I’m always a sucker for that genre of writing that can be characterized as “What I Saw At The Porn Shoot”. For me, it’s one of the best ways to be an informed porn consumer. So I was pleased to see another example from the genre pop up in Violet Blue’s latest sex news roundup:

The Sexual Manifesto: And Now I’m An Extra In A Porn Shoot

The more of these pieces you read, though, the more you start spotting tired tropes that are best avoided. One of them is what I call the “perverts: surprisingly normal” expression of surprise. (Hello? The rest of us went out on the internet right after it was discovered. We looked at the perverts, and discovered that they is us.) Another one is the “watching people fuck is more boring than you would think” observation. (You must not look at porn much?)

Sadly, Christine Borden in the SF Appeal commits both of these in two short paragraphs:

What brings these people here? The open space to play with each other? The chance to fuck a porn star? The thrill of the voyeur? Whatever their kinks, they are surprisingly not creepy. Instead, they are sociable, friendly, and open-minded.
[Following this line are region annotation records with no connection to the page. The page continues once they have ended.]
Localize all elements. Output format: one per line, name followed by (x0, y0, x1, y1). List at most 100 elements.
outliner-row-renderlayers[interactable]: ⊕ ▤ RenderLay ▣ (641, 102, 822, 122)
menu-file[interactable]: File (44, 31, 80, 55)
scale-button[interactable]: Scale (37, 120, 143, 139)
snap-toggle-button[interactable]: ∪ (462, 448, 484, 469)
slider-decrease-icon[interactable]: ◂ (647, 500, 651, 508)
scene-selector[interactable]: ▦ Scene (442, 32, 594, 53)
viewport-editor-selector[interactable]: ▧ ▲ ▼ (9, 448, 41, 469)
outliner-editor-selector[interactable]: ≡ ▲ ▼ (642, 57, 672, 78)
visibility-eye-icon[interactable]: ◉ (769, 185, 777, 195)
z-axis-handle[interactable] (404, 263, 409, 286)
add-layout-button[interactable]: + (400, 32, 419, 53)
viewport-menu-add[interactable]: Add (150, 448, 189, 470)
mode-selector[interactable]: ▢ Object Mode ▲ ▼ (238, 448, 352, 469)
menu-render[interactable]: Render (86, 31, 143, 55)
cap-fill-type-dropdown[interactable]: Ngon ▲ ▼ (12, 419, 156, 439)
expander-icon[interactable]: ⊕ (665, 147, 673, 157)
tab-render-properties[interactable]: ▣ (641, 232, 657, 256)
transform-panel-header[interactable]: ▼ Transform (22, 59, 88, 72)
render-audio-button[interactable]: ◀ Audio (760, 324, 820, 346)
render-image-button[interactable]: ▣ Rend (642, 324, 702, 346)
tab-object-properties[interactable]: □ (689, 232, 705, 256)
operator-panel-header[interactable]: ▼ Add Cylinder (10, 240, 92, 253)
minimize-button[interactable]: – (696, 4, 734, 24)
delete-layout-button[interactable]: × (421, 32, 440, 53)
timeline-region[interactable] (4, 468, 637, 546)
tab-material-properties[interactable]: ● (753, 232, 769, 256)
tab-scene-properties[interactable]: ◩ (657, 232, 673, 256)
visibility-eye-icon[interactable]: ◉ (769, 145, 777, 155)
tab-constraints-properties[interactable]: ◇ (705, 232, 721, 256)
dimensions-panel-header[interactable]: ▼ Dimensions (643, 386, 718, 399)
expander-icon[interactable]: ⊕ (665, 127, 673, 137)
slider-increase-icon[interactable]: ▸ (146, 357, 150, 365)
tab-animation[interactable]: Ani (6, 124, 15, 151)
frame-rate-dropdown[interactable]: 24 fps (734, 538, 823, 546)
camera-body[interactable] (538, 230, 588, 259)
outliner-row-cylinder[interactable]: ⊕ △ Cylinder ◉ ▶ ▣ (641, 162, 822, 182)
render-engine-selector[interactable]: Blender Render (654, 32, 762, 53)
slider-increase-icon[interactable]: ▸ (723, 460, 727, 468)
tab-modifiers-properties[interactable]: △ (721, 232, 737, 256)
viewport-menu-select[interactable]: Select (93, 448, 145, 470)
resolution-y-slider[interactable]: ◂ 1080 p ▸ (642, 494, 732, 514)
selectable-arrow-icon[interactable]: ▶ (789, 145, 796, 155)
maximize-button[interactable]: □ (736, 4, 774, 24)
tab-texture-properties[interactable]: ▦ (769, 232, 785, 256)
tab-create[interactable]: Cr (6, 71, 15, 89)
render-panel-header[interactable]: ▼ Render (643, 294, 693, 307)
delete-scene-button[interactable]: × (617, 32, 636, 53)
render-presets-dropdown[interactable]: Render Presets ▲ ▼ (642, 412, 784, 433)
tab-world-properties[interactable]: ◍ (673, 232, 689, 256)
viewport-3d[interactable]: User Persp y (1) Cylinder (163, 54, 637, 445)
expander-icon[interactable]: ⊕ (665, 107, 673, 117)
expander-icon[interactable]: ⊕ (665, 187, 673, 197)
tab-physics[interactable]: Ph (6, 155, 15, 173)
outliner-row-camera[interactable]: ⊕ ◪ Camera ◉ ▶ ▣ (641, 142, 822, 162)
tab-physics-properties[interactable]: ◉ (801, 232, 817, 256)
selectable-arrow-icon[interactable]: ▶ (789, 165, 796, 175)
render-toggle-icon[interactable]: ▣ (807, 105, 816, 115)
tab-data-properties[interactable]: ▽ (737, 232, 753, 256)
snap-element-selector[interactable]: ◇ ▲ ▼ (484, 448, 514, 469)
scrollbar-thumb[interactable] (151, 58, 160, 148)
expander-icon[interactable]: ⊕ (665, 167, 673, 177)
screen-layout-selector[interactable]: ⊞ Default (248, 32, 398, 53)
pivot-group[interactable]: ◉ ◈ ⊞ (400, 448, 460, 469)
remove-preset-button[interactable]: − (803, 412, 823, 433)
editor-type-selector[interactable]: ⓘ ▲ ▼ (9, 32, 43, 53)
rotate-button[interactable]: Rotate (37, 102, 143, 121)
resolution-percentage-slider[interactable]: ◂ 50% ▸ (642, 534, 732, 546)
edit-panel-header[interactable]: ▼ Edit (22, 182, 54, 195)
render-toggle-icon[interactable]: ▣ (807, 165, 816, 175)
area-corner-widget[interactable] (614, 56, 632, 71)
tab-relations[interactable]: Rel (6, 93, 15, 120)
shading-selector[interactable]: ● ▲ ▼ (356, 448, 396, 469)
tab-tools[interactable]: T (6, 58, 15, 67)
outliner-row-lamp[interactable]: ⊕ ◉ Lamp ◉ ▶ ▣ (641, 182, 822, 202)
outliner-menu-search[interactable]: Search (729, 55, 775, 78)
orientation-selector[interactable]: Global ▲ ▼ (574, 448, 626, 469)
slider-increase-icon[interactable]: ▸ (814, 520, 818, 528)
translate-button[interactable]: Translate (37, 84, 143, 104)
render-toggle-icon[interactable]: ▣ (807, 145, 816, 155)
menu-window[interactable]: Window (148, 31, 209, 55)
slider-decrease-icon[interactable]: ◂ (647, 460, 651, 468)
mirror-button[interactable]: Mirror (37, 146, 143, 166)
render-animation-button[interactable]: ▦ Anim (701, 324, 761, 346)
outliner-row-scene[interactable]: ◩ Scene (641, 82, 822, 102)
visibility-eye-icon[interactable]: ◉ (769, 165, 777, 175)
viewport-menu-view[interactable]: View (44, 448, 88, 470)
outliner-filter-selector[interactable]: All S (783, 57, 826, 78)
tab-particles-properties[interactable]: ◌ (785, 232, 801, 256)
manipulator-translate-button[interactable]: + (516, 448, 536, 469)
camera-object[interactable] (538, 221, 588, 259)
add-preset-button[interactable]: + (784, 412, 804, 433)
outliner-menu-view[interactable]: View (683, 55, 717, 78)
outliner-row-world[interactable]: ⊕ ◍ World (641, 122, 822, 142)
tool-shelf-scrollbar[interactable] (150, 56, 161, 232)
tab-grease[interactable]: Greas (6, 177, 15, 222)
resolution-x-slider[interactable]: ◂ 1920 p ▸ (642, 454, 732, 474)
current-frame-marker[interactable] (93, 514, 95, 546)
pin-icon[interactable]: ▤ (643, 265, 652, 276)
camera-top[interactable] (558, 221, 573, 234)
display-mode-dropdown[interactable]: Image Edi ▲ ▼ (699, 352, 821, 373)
After sneaking peeks at Act III (in which the three girls are tied to a table as the men shuffle around for spare holes), I grow tired. When you’re spectating a several person orgy, there’s only so many combinations of holes and dicks until you eventually get bored with watching attractive strangers fuck.

But don’t worry, she saved space in the rest of the piece for unfriendly sarcasm, more poseur ennui, and even an “I was so busy correcting someone for politically incorrect speech that I forgot to watch what else was going on in the room” moment. In fine, she was at great pains to make sure nobody thought for a moment that she was sympathetic to the room, the other people in it, or the enterprise of the evening.

Which is rather a pity, because the porn shoot she was at was (from the sound of it) one of the indoor-kinky-orgy shoots for Public Disgrace (a genre that must be popular, since it later inspired Kink.com to start up Bound Gangbangs to focus on more scenes of that sort). Public Disgrace was a bit controversial when it got started, because its branding and market positioning overstated the “public” bit. In fact, the site appears to do very little shooting in uncontrolled public spaces, but its market positioning deliberately under-emphasizes the degree of control they exercise over the public-looking places they feature and over the extras they feature in the role of the observing public. People saw the advertising, thought Kink.com was shoving bondage pussy into the faces of unsuspecting passersby, and got outraged.

So it’s got to be a good thing to show people how the sausage is actually made, right? Yeah. Yeah it is. For instance, this particular “public disgrace” photoshoot turns out to have taken place on Kink.com’s highly-controlled kinky party set in their Armory facility, the one normally used for shooting content for The Upper Floor:

It’s not every day that you get to be an extra in a porn shoot. At the Armory, that’s called Thursday night.

It’s 6:30 p.m., and I’m on the Upper Floor after signing a release, getting my ID scanned, and taking a photo with my ID posed next to my cheek. I’m here for Public Disgrace, a Kink.com site focused on kinky public sex…

Kinky it may be, but the access-and-ID-controlled set is hardly public in truth — it’s just a studio for the production of a sort of art that can look a little bit public to the undiscerning eye. It’s good to get that out there. (And no slam here on Public Disgrace fans for having undiscerning eyes — willing suspension of disbelief is central to the experience of enjoying fiction. We buy fictions that give us enough help to enable us to suspend our disbelief; we don’t demand fictions so solid that we can’t spot the set dressing.)

I’ll wrap this up with the little vignette from the piece about James Deen, who has been much in the public eye of late (including here at ErosBlog). It’s artfully crafted, I guess, in a way that could stand in for the entire article, being a nominally positive paragraph that still manages to express the author’s discomfort with her material:

James Deen walks toward the green room to fetch his robe. A fan stops him short, praising his performance tonight. The fan sticks out his hand. Without missing a beat, James offers up his elbow. We actually all know where that hand has been.